Monday, September 14, 2015

Movie Review: The Hills Have Eyes (2006)

In Honor of the Late Great Wes Craven I present this review to you...
In 1977, Wes Craven, riding high from the very disturbing Last House On The Left, directed the equally disturbing The Hills Have Eyes. I have to be honest and say that the film doesn't quite hold up well as it be but back then it was fresh in it's animalistic brutality of how this seemingly normal family gets attacked by a savage group of feral cannibals. Most recently, Alexander Aja who takes over the directing chair in 2006 to remake the Wes Craven cult classic. Now there was a obscure 1985 sequel but lets leave that for another day, it's best to not have that in our minds.
So here in 2006, Mr. Aja, The French director known for the not-well received but extremely bloody High Tension, took on the directing seat with Wes Craven as Producer. And oh boy, it's awesome!
Now there are some problems I have with it, mainly the cast, but I think the true beauty of this movie is the raw impact of grittiness and realism. Showing the brutality of the mutant clan while the Carter family tries to survive their attacks.
Say what you will about High Tension, I think Alexander Aja has a very artistic eye and I think he's one of those directors who really put his passion into his work. So you can quite tell that I am happy to review this.
The Story: The Carter family, going on a road trip from Ohio to California, gets trapped in a series of terrible events, playing a cat and mouse game with a group of vicious mutant cannibals.

The cast is fantastic, bringing in these incredible performances, especially from the leads but, however, there are some flaws to that, not from the actors per say, but the characters they're playing. And for the most part, my focus will be mainly on these three.

Let's start with Doug first, our hero of the movie. In the original, he was a typical everyday man, who had a strive of leadership and competence. Doug in this version is a bit uptight and annoyingly geeky, though that was intentional for the filmmakers for him to be effective as a hero throughout the story. But that's not my main problem with this guy.

He complains and complains throughout half of the movie and his wife, the saint that she is, have to deal with this while taking care of their newborn child.
Not only that but it seems he has a thing for his own sister-in-law. I'm not joking, guys. There is literally a scene where Doug is caught ogling at his FIFTEEN-year old sister-in-law, who's wearing a bikini. If that's not creepy I don't what it is. But Doug somehow redeems himself once he takes charge and saves his baby girl.

Then there's Brenda, an example of the blond bimbo you'd had to deal with in high school. This girl is quite the little brat where she would bitch and moan even more so than Doug.

Imagine Debbie Thornberry but in live action form. Yeah, she's definitely like that. The original version of Brenda is no better as her screeching high-pitched voice will send blood to your ears.

Though by the middle of the movie, Brenda is able to get our sympathy from a traumatic event but have to deal with Brenda as a character is a sore to get through.

Lastly, there's Bobby, who's actually the more likeable of the three. There's not much to say about Bobby and there are times where he is whiny but then again, he's just a teenage boy and having to deal with the situation at hand, he would be sympathetic in that light.

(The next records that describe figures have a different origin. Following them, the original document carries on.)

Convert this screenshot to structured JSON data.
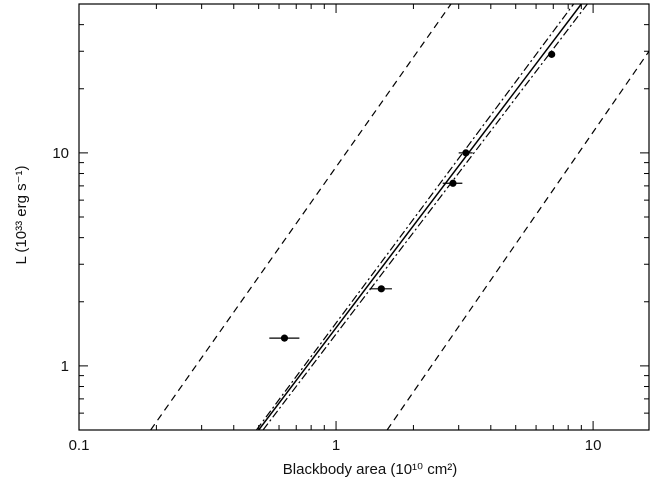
{
  "chart_data": {
    "type": "scatter",
    "xlabel": "Blackbody area (10¹⁰ cm²)",
    "ylabel": "L (10³³ erg s⁻¹)",
    "xscale": "log",
    "yscale": "log",
    "xlim": [
      0.1,
      16.5
    ],
    "ylim": [
      0.5,
      50
    ],
    "xticks": [
      0.1,
      1,
      10
    ],
    "xtick_labels": [
      "0.1",
      "1",
      "10"
    ],
    "yticks": [
      1,
      10
    ],
    "ytick_labels": [
      "1",
      "10"
    ],
    "grid": false,
    "points": [
      {
        "x": 0.63,
        "y": 1.35,
        "xerr": [
          0.55,
          0.72
        ]
      },
      {
        "x": 1.5,
        "y": 2.3,
        "xerr": [
          1.35,
          1.65
        ]
      },
      {
        "x": 2.85,
        "y": 7.2,
        "xerr": [
          2.6,
          3.1
        ]
      },
      {
        "x": 3.2,
        "y": 10.0,
        "xerr": [
          3.0,
          3.4
        ]
      },
      {
        "x": 6.9,
        "y": 29.0,
        "xerr": [
          6.75,
          7.05
        ]
      }
    ],
    "lines": [
      {
        "style": "solid",
        "from": [
          0.5,
          0.5
        ],
        "to": [
          9.0,
          50
        ]
      },
      {
        "style": "dashdot",
        "from": [
          0.52,
          0.5
        ],
        "to": [
          9.5,
          50
        ]
      },
      {
        "style": "dashdot",
        "from": [
          0.49,
          0.5
        ],
        "to": [
          8.4,
          50
        ]
      },
      {
        "style": "dashed",
        "from": [
          0.19,
          0.5
        ],
        "to": [
          2.8,
          50
        ]
      },
      {
        "style": "dashed",
        "from": [
          1.58,
          0.5
        ],
        "to": [
          16.5,
          30
        ]
      }
    ]
  }
}
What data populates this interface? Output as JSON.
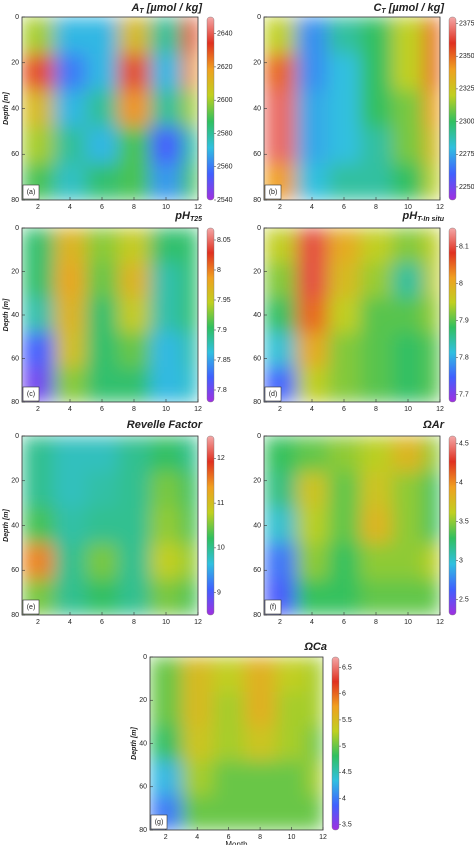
{
  "colormap": [
    "#a030e0",
    "#4060ff",
    "#30c0e0",
    "#30c060",
    "#c0d020",
    "#f0a020",
    "#e03020",
    "#f4a8a8"
  ],
  "chart_data": [
    {
      "type": "contour",
      "title": "A",
      "title_sub": "T",
      "title_rest": " [µmol / kg]",
      "panel_label": "(a)",
      "ylabel": "Depth [m]",
      "xlim": [
        1,
        12
      ],
      "xticks": [
        2,
        4,
        6,
        8,
        10,
        12
      ],
      "ylim": [
        0,
        80
      ],
      "yticks": [
        0,
        20,
        40,
        60,
        80
      ],
      "y_reversed": true,
      "x_edges": [
        1,
        3,
        5,
        7,
        9,
        11,
        12
      ],
      "y_edges": [
        0,
        16,
        32,
        48,
        64,
        80
      ],
      "z": [
        [
          2600,
          2570,
          2570,
          2610,
          2580,
          2630
        ],
        [
          2630,
          2560,
          2570,
          2630,
          2570,
          2620
        ],
        [
          2610,
          2570,
          2580,
          2620,
          2580,
          2600
        ],
        [
          2600,
          2580,
          2570,
          2590,
          2555,
          2580
        ],
        [
          2590,
          2575,
          2585,
          2590,
          2565,
          2590
        ]
      ],
      "colorbar_lim": [
        2540,
        2650
      ],
      "colorbar_ticks": [
        2540,
        2560,
        2580,
        2600,
        2620,
        2640
      ]
    },
    {
      "type": "contour",
      "title": "C",
      "title_sub": "T",
      "title_rest": " [µmol / kg]",
      "panel_label": "(b)",
      "xlim": [
        1,
        12
      ],
      "xticks": [
        2,
        4,
        6,
        8,
        10,
        12
      ],
      "ylim": [
        0,
        80
      ],
      "yticks": [
        0,
        20,
        40,
        60,
        80
      ],
      "y_reversed": true,
      "x_edges": [
        1,
        3,
        5,
        7,
        9,
        11,
        12
      ],
      "y_edges": [
        0,
        16,
        32,
        48,
        64,
        80
      ],
      "z": [
        [
          2320,
          2270,
          2290,
          2300,
          2320,
          2350
        ],
        [
          2350,
          2270,
          2280,
          2300,
          2320,
          2350
        ],
        [
          2370,
          2275,
          2280,
          2300,
          2310,
          2340
        ],
        [
          2370,
          2275,
          2280,
          2290,
          2310,
          2330
        ],
        [
          2340,
          2280,
          2290,
          2290,
          2300,
          2320
        ]
      ],
      "colorbar_lim": [
        2240,
        2380
      ],
      "colorbar_ticks": [
        2250,
        2275,
        2300,
        2325,
        2350,
        2375
      ]
    },
    {
      "type": "contour",
      "title": "pH",
      "title_sub": "T25",
      "panel_label": "(c)",
      "ylabel": "Depth [m]",
      "xlim": [
        1,
        12
      ],
      "xticks": [
        2,
        4,
        6,
        8,
        10,
        12
      ],
      "ylim": [
        0,
        80
      ],
      "yticks": [
        0,
        20,
        40,
        60,
        80
      ],
      "y_reversed": true,
      "x_edges": [
        1,
        3,
        5,
        7,
        9,
        11,
        12
      ],
      "y_edges": [
        0,
        16,
        32,
        48,
        64,
        80
      ],
      "z": [
        [
          7.9,
          7.97,
          7.93,
          7.95,
          7.9,
          7.9
        ],
        [
          7.9,
          7.98,
          7.92,
          7.97,
          7.88,
          7.9
        ],
        [
          7.88,
          7.97,
          7.9,
          7.95,
          7.88,
          7.9
        ],
        [
          7.82,
          7.96,
          7.9,
          7.92,
          7.86,
          7.88
        ],
        [
          7.8,
          7.93,
          7.9,
          7.9,
          7.86,
          7.87
        ]
      ],
      "colorbar_lim": [
        7.78,
        8.07
      ],
      "colorbar_ticks": [
        7.8,
        7.85,
        7.9,
        7.95,
        8,
        8.05
      ]
    },
    {
      "type": "contour",
      "title": "pH",
      "title_sub": "T-In situ",
      "panel_label": "(d)",
      "xlim": [
        1,
        12
      ],
      "xticks": [
        2,
        4,
        6,
        8,
        10,
        12
      ],
      "ylim": [
        0,
        80
      ],
      "yticks": [
        0,
        20,
        40,
        60,
        80
      ],
      "y_reversed": true,
      "x_edges": [
        1,
        3,
        5,
        7,
        9,
        11,
        12
      ],
      "y_edges": [
        0,
        16,
        32,
        48,
        64,
        80
      ],
      "z": [
        [
          7.95,
          8.1,
          8.0,
          7.95,
          7.92,
          7.95
        ],
        [
          7.92,
          8.1,
          7.98,
          7.93,
          7.85,
          7.95
        ],
        [
          7.88,
          8.05,
          7.95,
          7.9,
          7.9,
          7.93
        ],
        [
          7.82,
          8.0,
          7.92,
          7.9,
          7.88,
          7.9
        ],
        [
          7.75,
          7.95,
          7.92,
          7.9,
          7.88,
          7.9
        ]
      ],
      "colorbar_lim": [
        7.68,
        8.15
      ],
      "colorbar_ticks": [
        7.7,
        7.8,
        7.9,
        8,
        8.1
      ]
    },
    {
      "type": "contour",
      "title": "Revelle Factor",
      "panel_label": "(e)",
      "ylabel": "Depth [m]",
      "xlim": [
        1,
        12
      ],
      "xticks": [
        2,
        4,
        6,
        8,
        10,
        12
      ],
      "ylim": [
        0,
        80
      ],
      "yticks": [
        0,
        20,
        40,
        60,
        80
      ],
      "y_reversed": true,
      "x_edges": [
        1,
        3,
        5,
        7,
        9,
        11,
        12
      ],
      "y_edges": [
        0,
        16,
        32,
        48,
        64,
        80
      ],
      "z": [
        [
          10,
          9.8,
          9.8,
          10,
          10.2,
          10
        ],
        [
          10,
          9.8,
          9.9,
          10,
          10.5,
          10.2
        ],
        [
          10.3,
          9.9,
          10,
          10,
          10.6,
          10.3
        ],
        [
          11.5,
          10,
          10.5,
          10,
          10.8,
          10.6
        ],
        [
          10.5,
          10,
          10.2,
          10,
          10.5,
          10.3
        ]
      ],
      "colorbar_lim": [
        8.5,
        12.5
      ],
      "colorbar_ticks": [
        9,
        10,
        11,
        12
      ]
    },
    {
      "type": "contour",
      "title": "ΩAr",
      "panel_label": "(f)",
      "xlim": [
        1,
        12
      ],
      "xticks": [
        2,
        4,
        6,
        8,
        10,
        12
      ],
      "ylim": [
        0,
        80
      ],
      "yticks": [
        0,
        20,
        40,
        60,
        80
      ],
      "y_reversed": true,
      "x_edges": [
        1,
        3,
        5,
        7,
        9,
        11,
        12
      ],
      "y_edges": [
        0,
        16,
        32,
        48,
        64,
        80
      ],
      "z": [
        [
          3.3,
          3.4,
          3.5,
          3.6,
          3.8,
          3.5
        ],
        [
          3.2,
          3.7,
          3.4,
          3.7,
          3.5,
          3.3
        ],
        [
          3,
          3.6,
          3.4,
          3.8,
          3.5,
          3.3
        ],
        [
          2.7,
          3.5,
          3.3,
          3.5,
          3.5,
          3.6
        ],
        [
          2.6,
          3.3,
          3.3,
          3.4,
          3.4,
          3.4
        ]
      ],
      "colorbar_lim": [
        2.3,
        4.6
      ],
      "colorbar_ticks": [
        2.5,
        3,
        3.5,
        4,
        4.5
      ]
    },
    {
      "type": "contour",
      "title": "ΩCa",
      "panel_label": "(g)",
      "ylabel": "Depth [m]",
      "xlabel": "Month",
      "xlim": [
        1,
        12
      ],
      "xticks": [
        2,
        4,
        6,
        8,
        10,
        12
      ],
      "ylim": [
        0,
        80
      ],
      "yticks": [
        0,
        20,
        40,
        60,
        80
      ],
      "y_reversed": true,
      "x_edges": [
        1,
        3,
        5,
        7,
        9,
        11,
        12
      ],
      "y_edges": [
        0,
        16,
        32,
        48,
        64,
        80
      ],
      "z": [
        [
          5,
          5.5,
          5.3,
          5.6,
          5.3,
          5.2
        ],
        [
          5,
          5.5,
          5.2,
          5.6,
          5.2,
          5.2
        ],
        [
          4.8,
          5.4,
          5.2,
          5.4,
          5.2,
          5
        ],
        [
          4.3,
          5.2,
          5,
          5,
          5,
          5.2
        ],
        [
          4,
          5,
          5,
          5,
          5,
          5
        ]
      ],
      "colorbar_lim": [
        3.4,
        6.7
      ],
      "colorbar_ticks": [
        3.5,
        4,
        4.5,
        5,
        5.5,
        6,
        6.5
      ]
    }
  ]
}
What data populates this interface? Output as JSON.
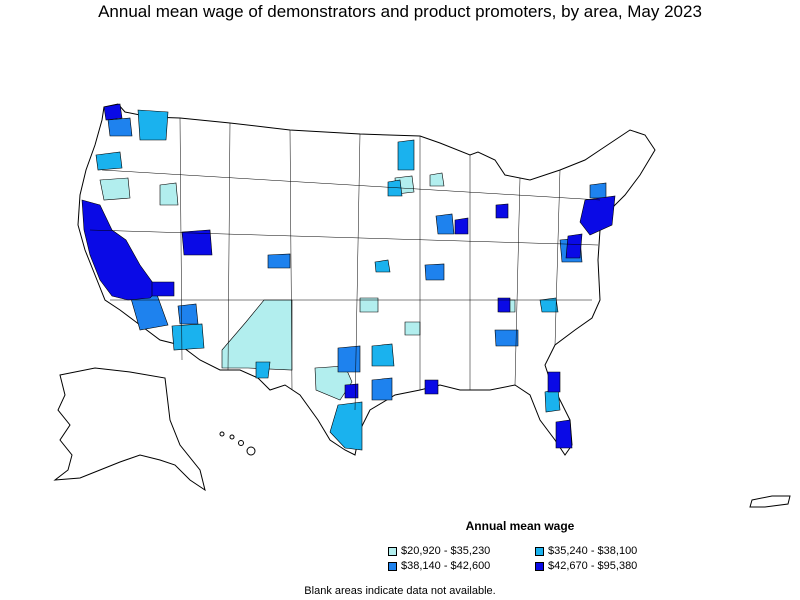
{
  "title": "Annual mean wage of demonstrators and product promoters, by area, May 2023",
  "legend": {
    "title": "Annual mean wage",
    "items": [
      {
        "label": "$20,920 - $35,230",
        "color": "#b2eeee"
      },
      {
        "label": "$35,240 - $38,100",
        "color": "#1ab2ee"
      },
      {
        "label": "$38,140 - $42,600",
        "color": "#1e82ee"
      },
      {
        "label": "$42,670 - $95,380",
        "color": "#0a0ae6"
      }
    ]
  },
  "note": "Blank areas indicate data not available.",
  "colors": {
    "border": "#000000",
    "blank": "#ffffff"
  }
}
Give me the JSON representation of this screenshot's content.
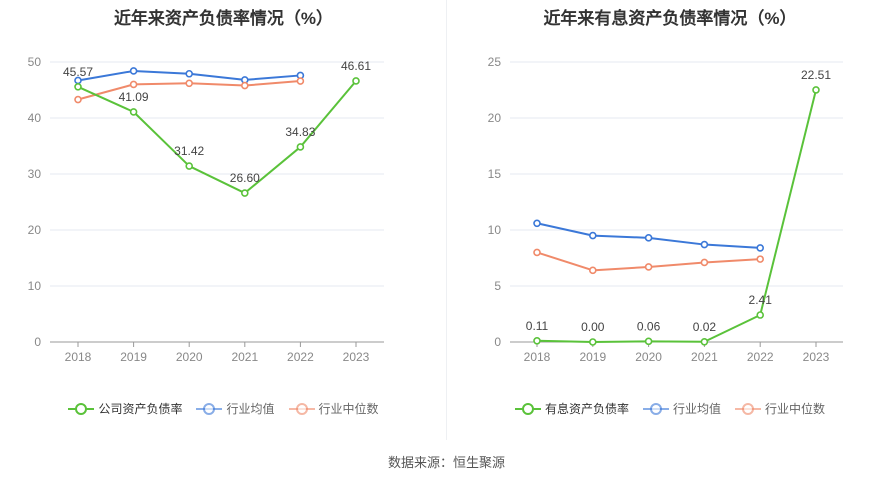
{
  "source_text": "数据来源：恒生聚源",
  "chart_data": [
    {
      "type": "line",
      "title": "近年来资产负债率情况（%）",
      "categories": [
        "2018",
        "2019",
        "2020",
        "2021",
        "2022",
        "2023"
      ],
      "ylim": [
        0,
        50
      ],
      "yticks": [
        0,
        10,
        20,
        30,
        40,
        50
      ],
      "grid": true,
      "legend_position": "bottom",
      "series": [
        {
          "name": "公司资产负债率",
          "color": "#5ac23a",
          "values": [
            45.57,
            41.09,
            31.42,
            26.6,
            34.83,
            46.61
          ],
          "labels": [
            "45.57",
            "41.09",
            "31.42",
            "26.60",
            "34.83",
            "46.61"
          ],
          "highlight": true
        },
        {
          "name": "行业均值",
          "color": "#3b78d8",
          "values": [
            46.7,
            48.4,
            47.9,
            46.8,
            47.6,
            null
          ]
        },
        {
          "name": "行业中位数",
          "color": "#f08a6a",
          "values": [
            43.3,
            46.0,
            46.2,
            45.8,
            46.6,
            null
          ]
        }
      ]
    },
    {
      "type": "line",
      "title": "近年来有息资产负债率情况（%）",
      "categories": [
        "2018",
        "2019",
        "2020",
        "2021",
        "2022",
        "2023"
      ],
      "ylim": [
        0,
        25
      ],
      "yticks": [
        0,
        5,
        10,
        15,
        20,
        25
      ],
      "grid": true,
      "legend_position": "bottom",
      "series": [
        {
          "name": "有息资产负债率",
          "color": "#5ac23a",
          "values": [
            0.11,
            0.0,
            0.06,
            0.02,
            2.41,
            22.51
          ],
          "labels": [
            "0.11",
            "0.00",
            "0.06",
            "0.02",
            "2.41",
            "22.51"
          ],
          "highlight": true
        },
        {
          "name": "行业均值",
          "color": "#3b78d8",
          "values": [
            10.6,
            9.5,
            9.3,
            8.7,
            8.4,
            null
          ]
        },
        {
          "name": "行业中位数",
          "color": "#f08a6a",
          "values": [
            8.0,
            6.4,
            6.7,
            7.1,
            7.4,
            null
          ]
        }
      ]
    }
  ]
}
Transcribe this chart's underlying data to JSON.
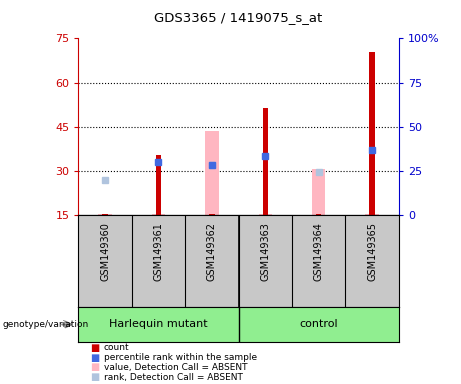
{
  "title": "GDS3365 / 1419075_s_at",
  "samples": [
    "GSM149360",
    "GSM149361",
    "GSM149362",
    "GSM149363",
    "GSM149364",
    "GSM149365"
  ],
  "ylim_left": [
    15,
    75
  ],
  "ylim_right": [
    0,
    100
  ],
  "yticks_left": [
    15,
    30,
    45,
    60,
    75
  ],
  "yticks_right": [
    0,
    25,
    50,
    75,
    100
  ],
  "left_tick_labels": [
    "15",
    "30",
    "45",
    "60",
    "75"
  ],
  "right_tick_labels": [
    "0",
    "25",
    "50",
    "75",
    "100%"
  ],
  "red_bars_top": [
    15.5,
    35.5,
    15.5,
    51.5,
    15.5,
    70.5
  ],
  "pink_bars_top": [
    15.5,
    15.5,
    43.5,
    15.5,
    30.5,
    15.5
  ],
  "blue_sq_y": [
    15,
    33,
    32,
    35,
    15,
    37
  ],
  "lb_sq_y": [
    27,
    15,
    32,
    15,
    29.5,
    15
  ],
  "left_color": "#CC0000",
  "right_color": "#0000CC",
  "pink_color": "#FFB6C1",
  "blue_color": "#4169E1",
  "lightblue_color": "#B0C4DE",
  "group_color": "#90EE90",
  "label_bg": "#C8C8C8",
  "plot_bg": "white",
  "group1_label": "Harlequin mutant",
  "group2_label": "control",
  "group1_samples": [
    0,
    1,
    2
  ],
  "group2_samples": [
    3,
    4,
    5
  ],
  "genotype_label": "genotype/variation",
  "legend_items": [
    {
      "color": "#CC0000",
      "label": "count"
    },
    {
      "color": "#4169E1",
      "label": "percentile rank within the sample"
    },
    {
      "color": "#FFB6C1",
      "label": "value, Detection Call = ABSENT"
    },
    {
      "color": "#B0C4DE",
      "label": "rank, Detection Call = ABSENT"
    }
  ],
  "dotted_lines": [
    30,
    45,
    60
  ],
  "red_bar_width": 0.1,
  "pink_bar_width": 0.25
}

So then again, with his intelligence, he is useful after all.
Now to showcase the big bad Jupiter family played by character actors Michael Bailey Smith, Desmond Askew, and Billy Drago. Fun Fact! All three actors guest-starred on the show Charmed, just to squeeze some trivia there.

The biggest accomplishment that I got from this remake is the special effects. I just want to be honest here, in the original, the mutants just didn't look like mutants to me, more like feral homeless men with a little dirt on their faces. But in this new version, the mutants' look are out of this world. They are also more smarter and vicious than their original counterparts, making their brutal attacks more effective. What's even more great about this version of the movie is how they written in a backstory about the mutants and how they evolved into their animalistic savagery.

Now there is one special addition that blew the original out of the water, this movie is GO-ORY, which will lead me to the epic climatic battle between Doug and Mutants. Now let's talk a little bit about the original, Wes Craven will always be crowned the master of suspense but boy does this man loves his booby traps. Yes, that's how the climax went down mostly, defeating the mutants with booby traps. Kind of cool but kind of unexciting as well.

But in this version, it goes balls out. In search of his child, Doug goes into a full-on blood soaked fight with the mutants out of an act of revenge and it is glorious. It's one of my favorite parts of the movie and you should see it yourself.
The Verdict? Both movies could be looked at as commentary on class and social values, even though in some parts, the movies aren't exactly perfect. But with good directors on their hands, they hold up just fine in cult classic territory. But the main problem with both versions is how the family are portrayed. They are just plain unlikeable and yes, even when bad things start to happen to them, of course I am with them, but in order for me to gain just enough sympathy for a character in a horror film, you have to make them likeable, just sayin'. And if the filmmakers in the 2006 version, I would've liked this movie better. So I guess I go with the remake with this one. Although I see Wes Craven as a legend, the original Hills Have Eyes isn't all that memorable to me.
My Last Word: Go see both versions, they go hand in hand.